The study revealed that topographical heterogeneity, which leads to habitat heterogeneity, was the predominant mechanism generating the spatial distribution of most analyzed species [36]. Snags have shown a consistent aggregated distribution at 0–30-m scales in subtropical mountain forests [20]. Our results also revealed that the spatial pattern of snags was aggregated in the secondary forest of the Kanghe Mountains. Different dead trees showed different spatial patterns: small dead trees presented an aggregated distribution, and large dead trees presented a random distribution [37,38]. The clustered pattern of small snags (DBH ≤ 15 cm) may be explained by the clustered pattern of tree regeneration, and competitive exclusion was the main cause of tree mortality in subcanopy trees. However, the random pattern of large snags may be a consequence of continuous individual tree mortality caused by aging.

The future global extinction risk from climate change is predicted not only to increase but to accelerate as global temperatures increase. Topography-associated thermal gradients predict warming effects on woody plant structural diversity [2]. Other studies have reported a high density of snags at high elevations [39], which contrasts with our results, indicating that snag density decreases as elevation increases.

Our results showed that elevation is an important factor that limits snag distribution in the secondary forest ecosystems of the Kanghe Mountains, which agrees well with many other studies [18,40,41,42,43]. The average DBH and basal area decreased as elevation decreased, which may be due to competition for limited resources. The average height of snags at low elevations was small, possibly because a greater number of species can adapt to low elevations. Competition for limited resources at low elevations limits the growth of individual trees, so the DBH and height of snags remain small.

Our results showed that the abundance of snags was lower on shady slopes than on sunny slopes in the secondary forest of the Kanghe Mountains in South China. However, along the gradient of shady slopes (cold slopes) to warmer slopes, mature trees had significantly fewer stems. Deadwood volume depends on terrain and slope gradient [21]. Aspect-related thermal gradients shape forest habitats that exhibit heterogeneous energy distributions. The energetic equivalence rule supports the hypothesis that elevated temperatures increase the standing stock of species, as these temperatures accelerate the biochemical reactions that govern speciation rates [44].

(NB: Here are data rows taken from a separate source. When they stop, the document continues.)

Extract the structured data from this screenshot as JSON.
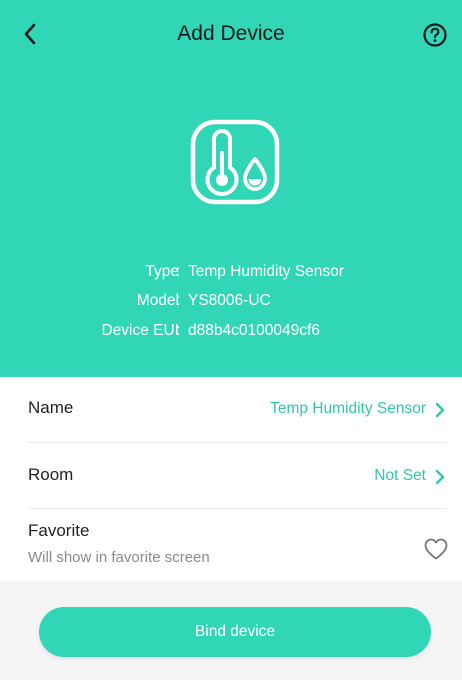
{
  "header": {
    "title": "Add Device",
    "back_icon": "chevron-left-icon",
    "help_icon": "question-circle-icon"
  },
  "device": {
    "icon": "thermometer-droplet-icon",
    "info": [
      {
        "label": "Type",
        "value": "Temp Humidity Sensor"
      },
      {
        "label": "Model",
        "value": "YS8006-UC"
      },
      {
        "label": "Device EUI",
        "value": "d88b4c0100049cf6"
      }
    ]
  },
  "settings": {
    "name": {
      "label": "Name",
      "value": "Temp Humidity Sensor"
    },
    "room": {
      "label": "Room",
      "value": "Not Set"
    },
    "favorite": {
      "label": "Favorite",
      "sublabel": "Will show in favorite screen",
      "icon": "heart-outline-icon"
    }
  },
  "actions": {
    "bind_label": "Bind device"
  },
  "colors": {
    "accent": "#31d6b7",
    "accent_text": "#31c7ab",
    "title_text": "#1b1b1b"
  }
}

Light conditions were relatively more abundant on the sunny slopes than on the shady slopes, leading to more intense competition and higher individual mortality in the former; woody plant diversity patterns on small scales is potentially associated with the topographic heterogeneity of energy distribution [45]. Slope aspect and slope steepness represent the horizontal and vertical dimensions of topographic factors, respectively. Temperature clearly changes along the vertical gradient, and vegetation type subsequently exhibits a distinct vertical zonality. Given the multiple functions that snags play in terrestrial systems, knowledge of the factors that affect the distribution of snags is highly important [19,41,46]. An understanding of snag spatial distribution and dynamics, which requires the identification of the factors that influence snag quantity and quality, is difficult to achieve given the numerous factors that simultaneously influence snag distribution.

5. Conclusions

The results of the present study suggest that snags display an aggregated spatial pattern distribution in the subtropical secondary forest in South China, which strongly correlates with elevation, slope steepness, and slope aspect. The snags responded differently to different topographic factors. The number of snags decreased as the elevation increased and tended to increase from shady to sunny slope aspects after logging. However, the DBH of snags showed an opposite trend. Moreover, the snags were tallest at medium elevations and along the steepest slopes. Elevation is an important factor that influences the distribution and growth of snags.